According to calculations by World Bank economist Branko Milanovic in his book The Haves and the Have-Nots, about half of the world's richest one percent live in the United States, about 29 million of them, to be exact.
But the qualifications to make the cut may surprise some people who've never considered themselves part of the world's financial elite.
According to CNN Money, who reported on Milanovic's findings, an individual with an after-tax salary of just $34,000 per year ranks among the richest one percent in the world. A family of four, Milanovic says, would have to make $136,000 in order to qualify.
To put things in perspective, the "true global middle class," as defined by the world's median income, live on just $1,225 per year, according to the report.
According to Milanovic, the other half of the global one percent live in Germany, the rest of Europe, Latin America, and a "few Asian countries."

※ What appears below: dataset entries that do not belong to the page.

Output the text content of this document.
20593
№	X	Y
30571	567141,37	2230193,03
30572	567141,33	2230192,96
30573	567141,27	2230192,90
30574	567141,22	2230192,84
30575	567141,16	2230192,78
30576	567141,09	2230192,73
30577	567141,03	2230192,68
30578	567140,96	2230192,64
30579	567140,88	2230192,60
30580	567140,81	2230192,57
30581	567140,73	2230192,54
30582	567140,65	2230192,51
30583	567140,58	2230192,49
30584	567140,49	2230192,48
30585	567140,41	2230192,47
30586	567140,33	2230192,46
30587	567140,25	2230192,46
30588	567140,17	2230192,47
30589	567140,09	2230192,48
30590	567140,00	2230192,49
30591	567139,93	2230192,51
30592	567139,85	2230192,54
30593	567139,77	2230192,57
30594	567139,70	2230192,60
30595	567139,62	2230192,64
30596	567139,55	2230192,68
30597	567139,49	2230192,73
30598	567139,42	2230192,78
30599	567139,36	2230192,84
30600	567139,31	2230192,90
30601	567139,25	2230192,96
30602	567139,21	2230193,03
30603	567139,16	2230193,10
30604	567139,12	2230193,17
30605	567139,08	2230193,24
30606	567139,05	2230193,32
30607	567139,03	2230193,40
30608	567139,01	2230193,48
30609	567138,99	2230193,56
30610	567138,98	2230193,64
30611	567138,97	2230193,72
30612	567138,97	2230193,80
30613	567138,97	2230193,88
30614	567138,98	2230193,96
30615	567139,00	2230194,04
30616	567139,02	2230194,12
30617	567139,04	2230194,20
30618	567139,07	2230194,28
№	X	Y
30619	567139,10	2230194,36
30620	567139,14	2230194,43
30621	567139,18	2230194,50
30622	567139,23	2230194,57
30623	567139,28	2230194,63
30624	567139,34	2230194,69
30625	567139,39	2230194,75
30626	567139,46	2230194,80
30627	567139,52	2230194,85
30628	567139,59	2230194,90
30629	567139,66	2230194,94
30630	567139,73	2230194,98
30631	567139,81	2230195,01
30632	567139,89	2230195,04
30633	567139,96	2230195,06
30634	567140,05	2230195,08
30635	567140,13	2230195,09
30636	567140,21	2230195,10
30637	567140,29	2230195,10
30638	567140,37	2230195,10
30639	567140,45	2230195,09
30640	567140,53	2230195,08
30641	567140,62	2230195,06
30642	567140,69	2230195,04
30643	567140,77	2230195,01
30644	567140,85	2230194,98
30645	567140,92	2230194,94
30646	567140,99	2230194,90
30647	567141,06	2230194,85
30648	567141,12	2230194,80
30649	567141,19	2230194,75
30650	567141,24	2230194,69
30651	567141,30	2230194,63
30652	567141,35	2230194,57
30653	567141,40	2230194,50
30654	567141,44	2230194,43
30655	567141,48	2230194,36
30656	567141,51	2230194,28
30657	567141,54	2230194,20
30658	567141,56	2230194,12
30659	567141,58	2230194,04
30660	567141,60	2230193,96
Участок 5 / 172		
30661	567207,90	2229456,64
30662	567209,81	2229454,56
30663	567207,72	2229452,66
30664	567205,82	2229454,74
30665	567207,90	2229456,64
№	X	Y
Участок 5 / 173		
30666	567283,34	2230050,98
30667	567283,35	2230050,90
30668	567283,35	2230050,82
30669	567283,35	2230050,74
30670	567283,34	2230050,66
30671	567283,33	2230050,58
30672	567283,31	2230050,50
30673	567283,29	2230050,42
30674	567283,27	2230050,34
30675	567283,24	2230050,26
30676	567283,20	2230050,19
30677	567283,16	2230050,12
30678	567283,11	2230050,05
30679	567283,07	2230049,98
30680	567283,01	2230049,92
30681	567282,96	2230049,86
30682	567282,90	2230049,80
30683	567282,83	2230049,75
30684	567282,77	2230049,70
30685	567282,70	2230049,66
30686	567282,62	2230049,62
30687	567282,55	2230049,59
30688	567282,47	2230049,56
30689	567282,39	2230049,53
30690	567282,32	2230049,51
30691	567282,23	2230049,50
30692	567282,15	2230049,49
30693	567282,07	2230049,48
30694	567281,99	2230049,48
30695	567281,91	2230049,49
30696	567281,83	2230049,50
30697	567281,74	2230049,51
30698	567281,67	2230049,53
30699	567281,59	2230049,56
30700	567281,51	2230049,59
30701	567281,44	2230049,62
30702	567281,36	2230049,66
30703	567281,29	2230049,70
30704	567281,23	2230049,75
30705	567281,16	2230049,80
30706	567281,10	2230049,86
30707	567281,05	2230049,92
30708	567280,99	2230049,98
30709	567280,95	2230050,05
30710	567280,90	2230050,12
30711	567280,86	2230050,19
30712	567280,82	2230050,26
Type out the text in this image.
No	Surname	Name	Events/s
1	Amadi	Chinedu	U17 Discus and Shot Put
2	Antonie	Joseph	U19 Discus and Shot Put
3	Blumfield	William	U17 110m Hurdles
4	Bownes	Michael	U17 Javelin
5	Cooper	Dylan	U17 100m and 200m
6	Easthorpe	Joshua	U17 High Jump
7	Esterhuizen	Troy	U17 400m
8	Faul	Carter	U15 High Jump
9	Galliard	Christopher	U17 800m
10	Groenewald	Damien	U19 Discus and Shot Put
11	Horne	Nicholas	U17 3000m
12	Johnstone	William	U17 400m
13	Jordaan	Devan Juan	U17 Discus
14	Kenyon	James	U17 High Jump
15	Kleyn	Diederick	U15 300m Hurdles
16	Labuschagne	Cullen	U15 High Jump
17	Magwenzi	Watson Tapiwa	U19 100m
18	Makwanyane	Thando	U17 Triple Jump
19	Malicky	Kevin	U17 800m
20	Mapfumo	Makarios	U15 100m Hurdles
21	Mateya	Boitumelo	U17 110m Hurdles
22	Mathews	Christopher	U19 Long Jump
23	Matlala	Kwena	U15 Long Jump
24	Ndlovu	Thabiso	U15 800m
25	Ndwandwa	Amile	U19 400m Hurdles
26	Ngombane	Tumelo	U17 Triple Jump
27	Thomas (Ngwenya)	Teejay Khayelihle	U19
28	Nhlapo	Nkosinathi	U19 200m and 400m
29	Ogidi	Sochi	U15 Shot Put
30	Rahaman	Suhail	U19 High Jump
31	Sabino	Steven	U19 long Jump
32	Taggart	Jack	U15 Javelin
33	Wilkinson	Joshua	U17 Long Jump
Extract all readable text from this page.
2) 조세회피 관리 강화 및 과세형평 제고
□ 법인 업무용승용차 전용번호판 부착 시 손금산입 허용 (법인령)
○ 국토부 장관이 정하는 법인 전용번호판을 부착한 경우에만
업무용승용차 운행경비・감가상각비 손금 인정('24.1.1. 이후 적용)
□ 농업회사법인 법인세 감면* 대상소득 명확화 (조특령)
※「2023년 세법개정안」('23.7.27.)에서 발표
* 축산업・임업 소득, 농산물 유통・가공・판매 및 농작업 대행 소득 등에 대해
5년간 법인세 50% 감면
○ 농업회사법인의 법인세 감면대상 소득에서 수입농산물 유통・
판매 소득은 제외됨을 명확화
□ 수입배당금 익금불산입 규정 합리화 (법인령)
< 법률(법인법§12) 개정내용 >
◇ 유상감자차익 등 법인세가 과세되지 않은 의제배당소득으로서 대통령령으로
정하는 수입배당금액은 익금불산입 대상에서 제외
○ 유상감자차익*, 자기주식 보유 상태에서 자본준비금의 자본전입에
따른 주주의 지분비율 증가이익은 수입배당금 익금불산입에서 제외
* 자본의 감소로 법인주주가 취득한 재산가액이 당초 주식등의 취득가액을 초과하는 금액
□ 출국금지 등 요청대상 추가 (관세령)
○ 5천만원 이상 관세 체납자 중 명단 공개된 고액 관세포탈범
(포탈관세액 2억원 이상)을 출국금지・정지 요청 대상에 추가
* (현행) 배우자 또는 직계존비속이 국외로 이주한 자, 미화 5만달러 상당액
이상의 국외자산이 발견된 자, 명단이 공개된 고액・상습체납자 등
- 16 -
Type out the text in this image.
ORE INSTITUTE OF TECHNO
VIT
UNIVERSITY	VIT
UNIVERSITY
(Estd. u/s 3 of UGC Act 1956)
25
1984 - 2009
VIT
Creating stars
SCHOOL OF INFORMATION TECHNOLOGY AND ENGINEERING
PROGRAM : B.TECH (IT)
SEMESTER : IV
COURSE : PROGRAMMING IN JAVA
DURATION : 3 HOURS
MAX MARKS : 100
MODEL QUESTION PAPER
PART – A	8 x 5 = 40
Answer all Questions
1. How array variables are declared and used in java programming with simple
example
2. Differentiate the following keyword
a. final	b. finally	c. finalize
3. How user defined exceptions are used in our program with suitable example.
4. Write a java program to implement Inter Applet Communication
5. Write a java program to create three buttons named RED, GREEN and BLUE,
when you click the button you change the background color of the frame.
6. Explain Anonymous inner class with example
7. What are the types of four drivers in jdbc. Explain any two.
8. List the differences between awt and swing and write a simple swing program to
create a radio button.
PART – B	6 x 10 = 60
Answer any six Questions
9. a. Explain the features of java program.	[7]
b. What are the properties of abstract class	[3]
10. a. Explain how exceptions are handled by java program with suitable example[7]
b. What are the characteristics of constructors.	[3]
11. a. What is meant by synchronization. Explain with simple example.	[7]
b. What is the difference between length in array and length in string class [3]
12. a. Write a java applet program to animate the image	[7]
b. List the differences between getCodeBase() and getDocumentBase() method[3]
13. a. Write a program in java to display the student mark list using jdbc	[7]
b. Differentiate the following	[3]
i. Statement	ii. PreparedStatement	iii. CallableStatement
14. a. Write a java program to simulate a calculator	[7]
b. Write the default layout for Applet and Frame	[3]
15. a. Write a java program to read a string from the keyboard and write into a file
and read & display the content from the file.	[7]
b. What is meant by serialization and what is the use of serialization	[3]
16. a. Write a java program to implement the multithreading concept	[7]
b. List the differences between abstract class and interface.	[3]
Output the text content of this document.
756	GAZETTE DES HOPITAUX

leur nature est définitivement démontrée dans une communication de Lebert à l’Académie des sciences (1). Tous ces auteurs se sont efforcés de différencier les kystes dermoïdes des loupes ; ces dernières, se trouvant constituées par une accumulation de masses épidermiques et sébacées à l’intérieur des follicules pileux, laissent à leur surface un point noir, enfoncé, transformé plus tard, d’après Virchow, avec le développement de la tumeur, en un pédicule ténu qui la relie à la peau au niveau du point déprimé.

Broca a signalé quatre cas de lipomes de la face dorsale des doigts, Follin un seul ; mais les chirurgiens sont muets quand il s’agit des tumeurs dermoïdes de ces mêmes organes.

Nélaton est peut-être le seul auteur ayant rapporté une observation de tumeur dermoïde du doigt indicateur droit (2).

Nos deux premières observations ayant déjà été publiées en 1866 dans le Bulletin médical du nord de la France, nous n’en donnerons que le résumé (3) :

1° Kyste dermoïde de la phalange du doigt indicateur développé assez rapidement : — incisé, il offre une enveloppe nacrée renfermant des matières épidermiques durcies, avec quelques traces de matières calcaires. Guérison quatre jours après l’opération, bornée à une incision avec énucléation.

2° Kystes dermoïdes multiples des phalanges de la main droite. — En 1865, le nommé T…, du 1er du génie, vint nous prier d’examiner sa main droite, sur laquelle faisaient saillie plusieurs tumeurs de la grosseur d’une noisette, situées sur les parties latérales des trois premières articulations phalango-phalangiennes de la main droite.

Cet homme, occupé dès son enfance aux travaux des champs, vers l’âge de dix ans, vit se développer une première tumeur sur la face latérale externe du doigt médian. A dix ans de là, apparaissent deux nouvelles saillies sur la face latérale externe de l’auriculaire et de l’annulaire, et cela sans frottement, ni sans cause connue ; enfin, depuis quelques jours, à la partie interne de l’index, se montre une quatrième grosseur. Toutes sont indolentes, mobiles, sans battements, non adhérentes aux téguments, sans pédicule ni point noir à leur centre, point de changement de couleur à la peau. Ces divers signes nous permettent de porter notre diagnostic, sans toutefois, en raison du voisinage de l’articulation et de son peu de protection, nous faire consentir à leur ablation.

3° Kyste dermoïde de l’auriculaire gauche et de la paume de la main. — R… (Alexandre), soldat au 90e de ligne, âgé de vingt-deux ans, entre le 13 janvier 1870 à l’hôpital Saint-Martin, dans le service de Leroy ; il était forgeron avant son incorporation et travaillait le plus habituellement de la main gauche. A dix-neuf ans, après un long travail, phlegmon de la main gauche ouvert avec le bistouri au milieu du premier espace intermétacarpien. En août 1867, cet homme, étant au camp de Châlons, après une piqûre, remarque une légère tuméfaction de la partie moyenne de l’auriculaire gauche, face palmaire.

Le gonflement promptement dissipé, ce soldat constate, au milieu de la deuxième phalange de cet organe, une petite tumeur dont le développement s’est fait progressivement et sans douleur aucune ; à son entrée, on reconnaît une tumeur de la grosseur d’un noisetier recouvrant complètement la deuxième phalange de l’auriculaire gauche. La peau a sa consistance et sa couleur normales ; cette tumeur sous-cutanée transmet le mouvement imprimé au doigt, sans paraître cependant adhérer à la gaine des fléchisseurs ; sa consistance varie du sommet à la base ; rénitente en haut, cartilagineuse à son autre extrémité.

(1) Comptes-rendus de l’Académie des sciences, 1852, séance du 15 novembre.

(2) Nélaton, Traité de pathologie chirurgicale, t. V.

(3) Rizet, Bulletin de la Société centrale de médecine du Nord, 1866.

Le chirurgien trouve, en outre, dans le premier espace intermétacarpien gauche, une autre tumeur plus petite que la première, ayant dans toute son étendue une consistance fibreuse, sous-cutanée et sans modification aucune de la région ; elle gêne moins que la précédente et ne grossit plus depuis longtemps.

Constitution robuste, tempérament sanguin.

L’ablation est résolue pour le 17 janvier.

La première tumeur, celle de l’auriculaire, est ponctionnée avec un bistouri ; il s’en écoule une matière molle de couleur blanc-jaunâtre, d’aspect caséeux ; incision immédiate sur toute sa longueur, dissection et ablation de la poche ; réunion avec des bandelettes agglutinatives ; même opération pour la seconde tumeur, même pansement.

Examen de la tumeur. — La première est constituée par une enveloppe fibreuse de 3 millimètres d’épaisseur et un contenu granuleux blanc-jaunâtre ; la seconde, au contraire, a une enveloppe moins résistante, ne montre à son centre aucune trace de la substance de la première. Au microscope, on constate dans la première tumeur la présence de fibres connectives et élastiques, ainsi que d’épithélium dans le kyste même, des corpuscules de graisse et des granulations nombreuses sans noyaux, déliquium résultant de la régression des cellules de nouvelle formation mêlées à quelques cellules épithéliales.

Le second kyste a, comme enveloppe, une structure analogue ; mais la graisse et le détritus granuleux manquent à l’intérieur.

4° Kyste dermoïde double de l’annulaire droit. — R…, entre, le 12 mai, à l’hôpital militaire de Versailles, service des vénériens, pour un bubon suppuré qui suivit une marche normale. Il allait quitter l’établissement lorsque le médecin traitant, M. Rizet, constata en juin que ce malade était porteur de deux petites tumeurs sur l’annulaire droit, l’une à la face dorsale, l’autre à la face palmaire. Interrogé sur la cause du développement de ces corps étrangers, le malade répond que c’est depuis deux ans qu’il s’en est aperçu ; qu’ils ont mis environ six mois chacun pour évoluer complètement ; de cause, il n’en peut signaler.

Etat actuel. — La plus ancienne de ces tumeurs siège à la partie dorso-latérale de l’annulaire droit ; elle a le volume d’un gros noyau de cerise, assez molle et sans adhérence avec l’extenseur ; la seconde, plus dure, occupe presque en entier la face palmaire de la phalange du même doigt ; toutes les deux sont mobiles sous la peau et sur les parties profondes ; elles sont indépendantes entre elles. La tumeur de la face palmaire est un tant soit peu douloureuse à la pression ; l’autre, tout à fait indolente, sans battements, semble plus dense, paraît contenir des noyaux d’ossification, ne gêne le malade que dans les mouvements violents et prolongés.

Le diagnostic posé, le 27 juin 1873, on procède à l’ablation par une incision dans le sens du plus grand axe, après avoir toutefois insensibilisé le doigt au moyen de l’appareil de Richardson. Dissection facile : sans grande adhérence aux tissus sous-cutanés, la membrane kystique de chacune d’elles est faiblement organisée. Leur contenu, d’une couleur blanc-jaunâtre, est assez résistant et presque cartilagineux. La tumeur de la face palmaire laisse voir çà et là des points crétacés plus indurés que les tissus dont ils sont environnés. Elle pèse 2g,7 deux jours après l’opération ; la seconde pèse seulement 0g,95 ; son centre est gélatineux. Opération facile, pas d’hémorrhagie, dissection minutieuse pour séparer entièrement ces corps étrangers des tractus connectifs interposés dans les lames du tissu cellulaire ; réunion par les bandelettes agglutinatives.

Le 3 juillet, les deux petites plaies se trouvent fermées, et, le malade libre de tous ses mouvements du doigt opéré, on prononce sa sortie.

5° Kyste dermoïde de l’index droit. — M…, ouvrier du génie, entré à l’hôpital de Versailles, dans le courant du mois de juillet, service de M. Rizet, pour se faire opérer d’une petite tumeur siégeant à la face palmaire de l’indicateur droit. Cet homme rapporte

Just as the wealth disparity between America and the rest of the world continues to grow, so does income inequality within many countries.
A report by the Organization for Economic Co-operation and Development (OECD) found that, since the mid-1980s, income inequality has increased by 77 percent in the 22 countries surveyed. In these countries, the average income of the richest 10 percent of the population is nine times that of the poorest.
Not only may many Americans not know they belong to the global one percent, but a new study shows some may not even know they're apart of the domestic one percent.
The survey, performed by wealth marketing firm HNW Inc., showed that half of those making $350,000 per year don't consider themselves part of the one percent. Nevertheless, a full two-thirds of those same respondents said they don't sympathize with the occupy movement.